Well now it's Thursday morning. Another day in what I've come to see as the 'worst year in my life'. How dramatic. We get these concepts stuck in our heads. Last July, my marriage ended catastrophically and, for all the months and weeks after, the damage spread from the blast radius and daily I watched details fall like dominoes. I've tried to be more politically correct, saying things like "it's the most challenging year of my life, so far." Bullshit. It's sucked. I don't even feel like the person I started with.
Here's my point. Humans are funny, with these notions we get. How did I decide upon a year? Is this some period of time I chose to allow myself to be miserable? Does this mean that on day 366, I'll be all better?
Or does it mean that on day 366 I'll decide to be better? The two are quite different animals.
I called Neil and asked him to clarify something he's told me several times over the years, about troubles, and work. Did he mean that these things would resolve themselves through the work? Or that I would resolve them through the work?

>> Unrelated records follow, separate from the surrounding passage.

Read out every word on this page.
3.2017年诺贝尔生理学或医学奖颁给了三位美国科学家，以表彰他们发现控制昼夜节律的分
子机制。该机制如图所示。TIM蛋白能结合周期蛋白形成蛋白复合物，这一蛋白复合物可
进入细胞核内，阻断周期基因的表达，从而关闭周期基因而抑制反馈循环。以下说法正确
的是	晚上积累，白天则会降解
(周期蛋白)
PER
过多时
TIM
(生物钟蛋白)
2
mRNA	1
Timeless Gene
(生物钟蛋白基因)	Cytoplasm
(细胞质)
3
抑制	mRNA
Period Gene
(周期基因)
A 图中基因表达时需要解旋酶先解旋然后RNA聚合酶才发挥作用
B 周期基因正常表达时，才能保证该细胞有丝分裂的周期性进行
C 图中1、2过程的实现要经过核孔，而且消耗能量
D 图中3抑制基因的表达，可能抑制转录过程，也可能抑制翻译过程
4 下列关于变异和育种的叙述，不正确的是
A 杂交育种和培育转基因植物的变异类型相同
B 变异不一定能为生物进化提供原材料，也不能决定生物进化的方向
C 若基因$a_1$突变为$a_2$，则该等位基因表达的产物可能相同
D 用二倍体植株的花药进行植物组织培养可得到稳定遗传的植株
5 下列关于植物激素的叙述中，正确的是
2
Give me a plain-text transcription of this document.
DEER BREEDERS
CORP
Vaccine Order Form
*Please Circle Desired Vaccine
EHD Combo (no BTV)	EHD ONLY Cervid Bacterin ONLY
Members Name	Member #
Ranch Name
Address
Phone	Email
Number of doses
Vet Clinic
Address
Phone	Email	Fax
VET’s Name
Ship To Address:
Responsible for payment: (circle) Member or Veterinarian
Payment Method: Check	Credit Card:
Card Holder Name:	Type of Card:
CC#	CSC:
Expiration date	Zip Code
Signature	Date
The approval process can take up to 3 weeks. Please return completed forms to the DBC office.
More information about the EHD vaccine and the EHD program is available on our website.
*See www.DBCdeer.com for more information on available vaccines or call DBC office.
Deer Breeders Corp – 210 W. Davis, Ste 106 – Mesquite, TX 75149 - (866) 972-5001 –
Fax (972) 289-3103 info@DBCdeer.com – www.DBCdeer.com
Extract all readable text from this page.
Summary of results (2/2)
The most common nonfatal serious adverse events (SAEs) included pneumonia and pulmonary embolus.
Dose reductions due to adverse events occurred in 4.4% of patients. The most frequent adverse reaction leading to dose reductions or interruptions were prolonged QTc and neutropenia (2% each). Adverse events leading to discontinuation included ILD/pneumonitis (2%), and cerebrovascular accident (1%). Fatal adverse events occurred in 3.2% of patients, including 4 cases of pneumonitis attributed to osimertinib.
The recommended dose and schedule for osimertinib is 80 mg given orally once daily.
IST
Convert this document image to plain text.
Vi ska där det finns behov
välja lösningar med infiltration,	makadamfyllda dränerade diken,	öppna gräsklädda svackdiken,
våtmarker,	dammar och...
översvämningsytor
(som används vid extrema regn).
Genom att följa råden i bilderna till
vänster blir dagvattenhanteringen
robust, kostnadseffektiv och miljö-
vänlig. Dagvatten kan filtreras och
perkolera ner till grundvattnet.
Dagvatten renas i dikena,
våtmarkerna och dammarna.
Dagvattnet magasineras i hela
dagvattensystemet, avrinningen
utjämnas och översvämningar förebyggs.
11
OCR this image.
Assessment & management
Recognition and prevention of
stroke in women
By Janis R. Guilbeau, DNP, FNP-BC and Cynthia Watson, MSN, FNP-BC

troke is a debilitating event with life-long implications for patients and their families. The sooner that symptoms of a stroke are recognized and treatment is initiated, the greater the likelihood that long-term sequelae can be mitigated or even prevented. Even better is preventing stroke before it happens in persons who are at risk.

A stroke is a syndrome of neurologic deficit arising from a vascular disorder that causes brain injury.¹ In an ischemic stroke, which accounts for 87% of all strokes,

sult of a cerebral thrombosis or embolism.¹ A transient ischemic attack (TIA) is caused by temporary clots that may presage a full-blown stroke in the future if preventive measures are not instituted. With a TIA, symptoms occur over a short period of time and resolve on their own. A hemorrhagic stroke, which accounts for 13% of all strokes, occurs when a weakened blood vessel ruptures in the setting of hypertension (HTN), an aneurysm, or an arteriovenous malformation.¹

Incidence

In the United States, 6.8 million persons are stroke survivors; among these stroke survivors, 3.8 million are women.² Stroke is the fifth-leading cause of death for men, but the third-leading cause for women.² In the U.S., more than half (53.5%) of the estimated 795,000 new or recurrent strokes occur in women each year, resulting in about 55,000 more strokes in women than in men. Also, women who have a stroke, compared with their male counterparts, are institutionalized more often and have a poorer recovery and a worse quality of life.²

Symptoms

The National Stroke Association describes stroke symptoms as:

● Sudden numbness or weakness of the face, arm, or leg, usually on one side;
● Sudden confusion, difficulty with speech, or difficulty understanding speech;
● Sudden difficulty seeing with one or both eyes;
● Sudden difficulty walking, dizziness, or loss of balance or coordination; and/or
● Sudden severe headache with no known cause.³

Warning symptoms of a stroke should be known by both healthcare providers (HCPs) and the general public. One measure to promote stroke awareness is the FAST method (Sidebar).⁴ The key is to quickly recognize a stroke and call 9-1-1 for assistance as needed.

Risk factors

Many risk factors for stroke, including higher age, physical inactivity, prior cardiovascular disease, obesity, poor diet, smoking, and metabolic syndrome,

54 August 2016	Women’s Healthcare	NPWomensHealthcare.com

He says it's the latter, for sure.
Reason tells me that "things' are not going to suddenly improve on any given date, because dates and clocks were created to coordinate human activities. Reason also tells me that human beings use dates and landmarks to help themselves navigate through all the messy events that make up the human curriculum. We like birthdays and anniversaries----or did we create those just to sell cards? I'd guess we use them to measure and mark because it's our nature to measure and mark. One only needs to look at music and art and sentence structure (mostly ignored on this blog) to see this is true.
Possibly I subconsciously chose this one-year period. I've come to realize these last weeks, as the date approaches, that it has been a year of mourning, I just wasn't seeing it, no matter how plain it should have been. Maybe I didn't want to.
Possibly allowing ourselves a given time period to process events is just what it seems, a tool for coping.
On the other hand, by using this tool, did I decide to be miserable for a year? Did I pull unrelated events, like losing Gurtie, under this umbrella of "the bad year", giving it more strength? Could I have put it behind me much sooner?
All that said, the date is coming up fast and I find myself anticipating it. By logic, I could decide to make the day today. But we're not entirely logical and I do believe there's some value in these rituals we share.
This asks for a bit of research and reading.
What are your thoughts on this particular odd bit of being human?